SAGE transcript profiling of the juvenile cambial region of Eucalyptus grandis
Mayra Costa da Cruz Gallo de Carvalho (1, 2), Danielle Gregorio Gomes Caldas (1, 2), Raphael Tozelli Carneiro (1, 2), David Henry Moon (1, 2), Guillermo Rafael Salvatierra (1), Lívia Maria Franceschini (1), Alexander de Andrade (1), Paola Alejandra Fiorani Celedon (1), Shinitiro Oda (3) and Carlos Alberto Labate (1, 4)

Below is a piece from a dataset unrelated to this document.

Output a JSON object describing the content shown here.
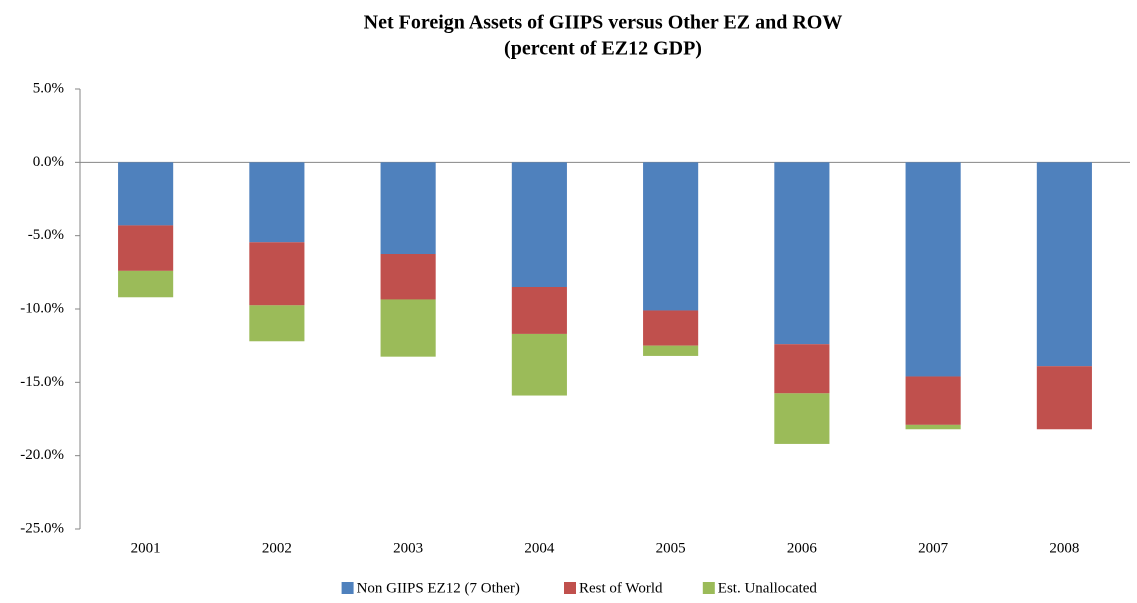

1. Laboratório Max Feffer de Genética de Plantas, Departamento de Genética, Escola Superior de Agricultura “Luiz de Queiroz”,
Universidade de São Paulo, Piracicaba-SP, Brazil / 2. These authors contributed equally to this work as first authors / 3. Suzano Papel e Celulose, Av. Brigadeiro Faria Lima No. 1355, 8° andar, CEP 01452-919, São Paulo-SP, Brazil / 4. Corresponding author () / Received August 20, 2007; accepted November 28, 2007; published online April 1, 2008
Summary
Despite the importance of Eucalyptus spp. in the pulp and paper industry, functional genomic approaches have only recently been applied to understand wood formation
in this genus. We attempted to establish a global view of gene expression in the juvenile cambial region of Eucalyptus grandis Hill ex Maiden. The expression profile was obtained from serial analysis of gene expression (SAGE) library data produced
from 3- and 6-year-old trees. Fourteen-base expressed sequence tags (ESTs) were searched against public Eucalyptus ESTs and annotated with GenBank. Altogether 43,304 tags were generated producing 3066 unigenes with three or more copies
each, 445 with a putative identity, 215 with unknown function and 2406 without an EST match. The expression profile of the
juvenile cambial region revealed the presence of highly frequent transcripts related to general metabolism and energy metabolism,
cellular processes, transport, structural components and information pathways. We made a quantitative analysis of a large
number of genes involved in the biosynthesis of cellulose, pectin, hemicellulose and lignin. Our findings provide insight
into the expression of functionally related genes involved in juvenile wood formation in young fast-growing E. grandis trees.